Den Hauptteil der Arbeit (66-214) bildet eine instruktive, methodisch wie sprachlich überaus klare Darstellung betriebswirtschaftlicher Organisations- und Führungstheorie. C.-E. versteht die Kirche als eine "Non-Profit-Organisation" (NPO), sieht darin jedoch keine Einschränkung der ökonomischen Perspektive: Auch die Kirche ist ein zielgerichtetes, produktives soziales System, das in vieler Hinsicht in "eine[r] Art Marktsituation" steht (76); lediglich ihre "Leitungsorganisation" wird durch das NPO-typische Nebeneinander von Mitgliedern, Ehrenamtlichen und Professionellen kompliziert.

In Anlehnung an die sozialwissenschaftlich orientierte Management-Lehre (P. Ulrich, W. Hill, J.-P. Thommen) wird Organisationsführung als "rationale Verschränkung von Zielen und Mitteln" entfaltet (77). Sie muß die "unternehmerische Vision", hier die "Leitvision der Koinonia" (123 ff.) zunächst in eine langfristige, gegenüber verschiedenen internen und externen "Anspruchsgruppen" glaubwürdige Organisationspolitik umsetzen. Aus dieser Politik sind Gestaltungsstrategien und schließlich glaubwürdige operative Einzelentscheidungen abzuleiten. Genauer betrachtet C.-E. die Möglichkeiten struktureller und "kulturbewußter", an Interaktion und Konsens orientierter Organisationsgestaltung; schließlich wird der Modebegriff der "Corporate Identity" theoretisch geklärt und strategisch entfaltet (194 ff.).

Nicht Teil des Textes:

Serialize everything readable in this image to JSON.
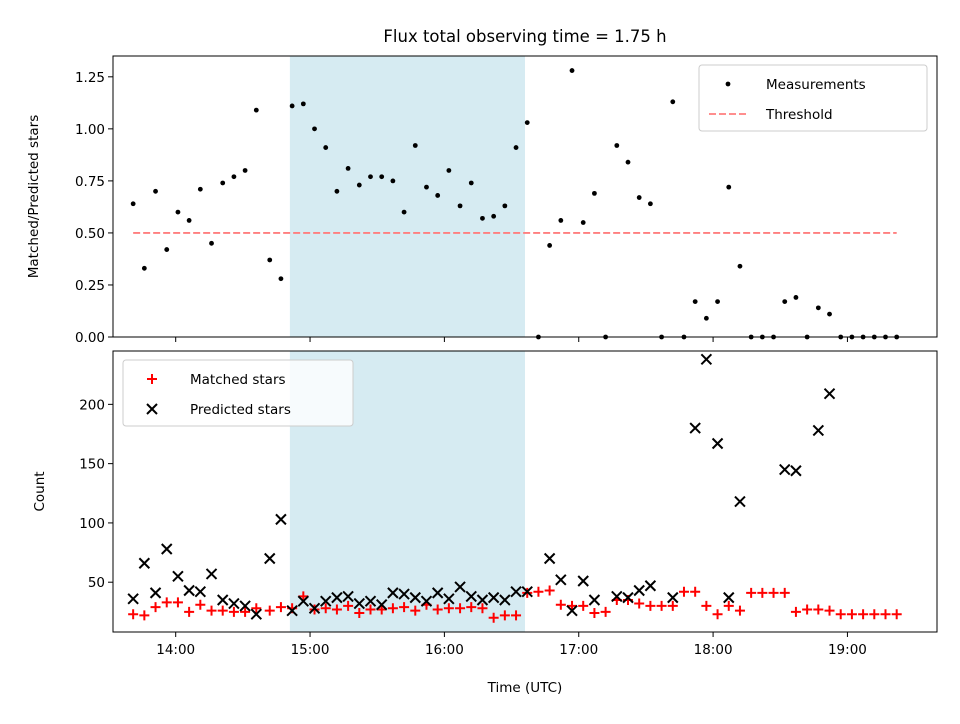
{
  "chart_data": [
    {
      "type": "scatter",
      "title": "Flux total observing time = 1.75 h",
      "xlabel": "",
      "ylabel": "Matched/Predicted stars",
      "xlim": [
        "13:32",
        "19:40"
      ],
      "ylim": [
        0,
        1.35
      ],
      "xticks": [
        "14:00",
        "15:00",
        "16:00",
        "17:00",
        "18:00",
        "19:00"
      ],
      "yticks": [
        0,
        0.25,
        0.5,
        0.75,
        1.0,
        1.25
      ],
      "ytick_labels": [
        "0.00",
        "0.25",
        "0.50",
        "0.75",
        "1.00",
        "1.25"
      ],
      "legend_position": "top-right",
      "shaded_interval": {
        "start": "14:51",
        "end": "16:36",
        "color": "#add8e6"
      },
      "series": [
        {
          "name": "Measurements",
          "marker": "dot",
          "color": "#000000",
          "x": [
            "13:41",
            "13:46",
            "13:51",
            "13:56",
            "14:01",
            "14:06",
            "14:11",
            "14:16",
            "14:21",
            "14:26",
            "14:31",
            "14:36",
            "14:42",
            "14:47",
            "14:52",
            "14:57",
            "15:02",
            "15:07",
            "15:12",
            "15:17",
            "15:22",
            "15:27",
            "15:32",
            "15:37",
            "15:42",
            "15:47",
            "15:52",
            "15:57",
            "16:02",
            "16:07",
            "16:12",
            "16:17",
            "16:22",
            "16:27",
            "16:32",
            "16:37",
            "16:42",
            "16:47",
            "16:52",
            "16:57",
            "17:02",
            "17:07",
            "17:12",
            "17:17",
            "17:22",
            "17:27",
            "17:32",
            "17:37",
            "17:42",
            "17:47",
            "17:52",
            "17:57",
            "18:02",
            "18:07",
            "18:12",
            "18:17",
            "18:22",
            "18:27",
            "18:32",
            "18:37",
            "18:42",
            "18:47",
            "18:52",
            "18:57",
            "19:02",
            "19:07",
            "19:12",
            "19:17",
            "19:22"
          ],
          "y": [
            0.64,
            0.33,
            0.7,
            0.42,
            0.6,
            0.56,
            0.71,
            0.45,
            0.74,
            0.77,
            0.8,
            1.09,
            0.37,
            0.28,
            1.11,
            1.12,
            1.0,
            0.91,
            0.7,
            0.81,
            0.73,
            0.77,
            0.77,
            0.75,
            0.6,
            0.92,
            0.72,
            0.68,
            0.8,
            0.63,
            0.74,
            0.57,
            0.58,
            0.63,
            0.91,
            1.03,
            0.0,
            0.44,
            0.56,
            1.28,
            0.55,
            0.69,
            0.0,
            0.92,
            0.84,
            0.67,
            0.64,
            0.0,
            1.13,
            0.0,
            0.17,
            0.09,
            0.17,
            0.72,
            0.34,
            0.0,
            0.0,
            0.0,
            0.17,
            0.19,
            0.0,
            0.14,
            0.11,
            0.0,
            0.0,
            0.0,
            0.0,
            0.0,
            0.0
          ]
        },
        {
          "name": "Threshold",
          "line": "dashed",
          "color": "#ff7f7f",
          "x": [
            "13:41",
            "19:22"
          ],
          "y": [
            0.5,
            0.5
          ]
        }
      ]
    },
    {
      "type": "scatter",
      "title": "",
      "xlabel": "Time (UTC)",
      "ylabel": "Count",
      "xlim": [
        "13:32",
        "19:40"
      ],
      "ylim": [
        8,
        245
      ],
      "xticks": [
        "14:00",
        "15:00",
        "16:00",
        "17:00",
        "18:00",
        "19:00"
      ],
      "yticks": [
        50,
        100,
        150,
        200
      ],
      "ytick_labels": [
        "50",
        "100",
        "150",
        "200"
      ],
      "legend_position": "top-left",
      "shaded_interval": {
        "start": "14:51",
        "end": "16:36",
        "color": "#add8e6"
      },
      "series": [
        {
          "name": "Matched stars",
          "marker": "plus",
          "color": "#ff0000",
          "x": [
            "13:41",
            "13:46",
            "13:51",
            "13:56",
            "14:01",
            "14:06",
            "14:11",
            "14:16",
            "14:21",
            "14:26",
            "14:31",
            "14:36",
            "14:42",
            "14:47",
            "14:52",
            "14:57",
            "15:02",
            "15:07",
            "15:12",
            "15:17",
            "15:22",
            "15:27",
            "15:32",
            "15:37",
            "15:42",
            "15:47",
            "15:52",
            "15:57",
            "16:02",
            "16:07",
            "16:12",
            "16:17",
            "16:22",
            "16:27",
            "16:32",
            "16:37",
            "16:42",
            "16:47",
            "16:52",
            "16:57",
            "17:02",
            "17:07",
            "17:12",
            "17:17",
            "17:22",
            "17:27",
            "17:32",
            "17:37",
            "17:42",
            "17:47",
            "17:52",
            "17:57",
            "18:02",
            "18:07",
            "18:12",
            "18:17",
            "18:22",
            "18:27",
            "18:32",
            "18:37",
            "18:42",
            "18:47",
            "18:52",
            "18:57",
            "19:02",
            "19:07",
            "19:12",
            "19:17",
            "19:22"
          ],
          "y": [
            23,
            22,
            29,
            33,
            33,
            25,
            31,
            26,
            26,
            25,
            25,
            28,
            26,
            29,
            28,
            38,
            27,
            28,
            27,
            30,
            24,
            27,
            27,
            28,
            29,
            26,
            31,
            27,
            28,
            28,
            29,
            28,
            20,
            22,
            22,
            41,
            42,
            43,
            31,
            30,
            30,
            24,
            25,
            35,
            35,
            32,
            30,
            30,
            30,
            42,
            42,
            30,
            23,
            30,
            26,
            41,
            41,
            41,
            41,
            25,
            27,
            27,
            26,
            23,
            23,
            23,
            23,
            23,
            23
          ]
        },
        {
          "name": "Predicted stars",
          "marker": "x",
          "color": "#000000",
          "x": [
            "13:41",
            "13:46",
            "13:51",
            "13:56",
            "14:01",
            "14:06",
            "14:11",
            "14:16",
            "14:21",
            "14:26",
            "14:31",
            "14:36",
            "14:42",
            "14:47",
            "14:52",
            "14:57",
            "15:02",
            "15:07",
            "15:12",
            "15:17",
            "15:22",
            "15:27",
            "15:32",
            "15:37",
            "15:42",
            "15:47",
            "15:52",
            "15:57",
            "16:02",
            "16:07",
            "16:12",
            "16:17",
            "16:22",
            "16:27",
            "16:32",
            "16:37",
            "16:47",
            "16:52",
            "16:57",
            "17:02",
            "17:07",
            "17:17",
            "17:22",
            "17:27",
            "17:32",
            "17:42",
            "17:52",
            "17:57",
            "18:02",
            "18:07",
            "18:12",
            "18:32",
            "18:37",
            "18:47",
            "18:52"
          ],
          "y": [
            36,
            66,
            41,
            78,
            55,
            43,
            42,
            57,
            35,
            32,
            30,
            23,
            70,
            103,
            26,
            34,
            28,
            34,
            37,
            38,
            32,
            34,
            31,
            41,
            40,
            37,
            34,
            41,
            36,
            46,
            38,
            35,
            37,
            35,
            42,
            42,
            70,
            52,
            26,
            51,
            35,
            38,
            37,
            43,
            47,
            37,
            180,
            238,
            167,
            37,
            118,
            145,
            144,
            178,
            209
          ]
        }
      ]
    }
  ]
}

Zwar wäre zu fragen, wie die deduktive, von der visionären zur operativen Ebene hinabsteigende Führungsrationalität sich verträgt mit dem Anspruch einer kommunikativen Vermittlung von Zielen und Mitteln, von Struktur und Kultur, von sachlichem Erfolg und Sinnorientierung. Dennoch leuchtet C.-E.s Fazit einer "Theoriekonvergenz" ein, überrascht jedoch angesichts des gemeinsamen sozialphilosophischen Unterbaus (J. Habermas) kaum: Die ekklesiologischen wie die organisationstheoretischen Ansätze zielen auf Kommunikation mit allen "Anspruchsgruppen" der Kirche (191 ff.).

Was den Bezug dieser Einsichten auf die kirchliche Praxis betrifft, bleibt C.-E. allerdings befangen in seinem spezifisch römisch-katholischen Kontext: Auf der einen Seite steht die kirchliche Organisation ganz im Zentrum ­ aus protestantischer Sicht wäre zu fragen, ob die Vermittlung des Glaubens sich an der Glaubwürdigkeit der Kirche zu orientieren hat. Auf der anderen Seite erscheint die real existierende römische Kirche jedoch so problematisch, daß C.-E. ihre faktische, hierarchisch-episkopale Organisationsstruktur kaum mit der betriebswirtschaftlichen Theorie vermitteln kann.

Außer knappen Ausführungen zu einer kirchlichen "Politik der Glaubwürdigkeit" (132-135) und ihren strategischen Optionen (147-154) finden sich nur wenige, meist resignative Anmerkungen (vgl. noch 113-117; 168 f.); das Kapitel zur "Corporate Identity" kommt ganz ohne Hinweise auf das kirchliche Handeln aus. Mit dieser Beschränkung auf einen prinzipiell-programmatischen Praxisbezug läuft C.-E.s Studie jedoch ungewollt darauf hinaus, die eingangs beklagte "Theorieresistenz" der gegenwärtigen kirchlichen Führungspraxis praktisch-theologisch zu legitimieren.

Für die aktuelle Debatte über die Gestaltung zunehmend organisationsförmiger evangelischer Kirchen bietet das Buch darum leider wenig mehr als den Beleg, wie sehr die Praktische Theologie der römisch-katholischen Schwesterkirche noch vor ganz andere Probleme gestellt ist.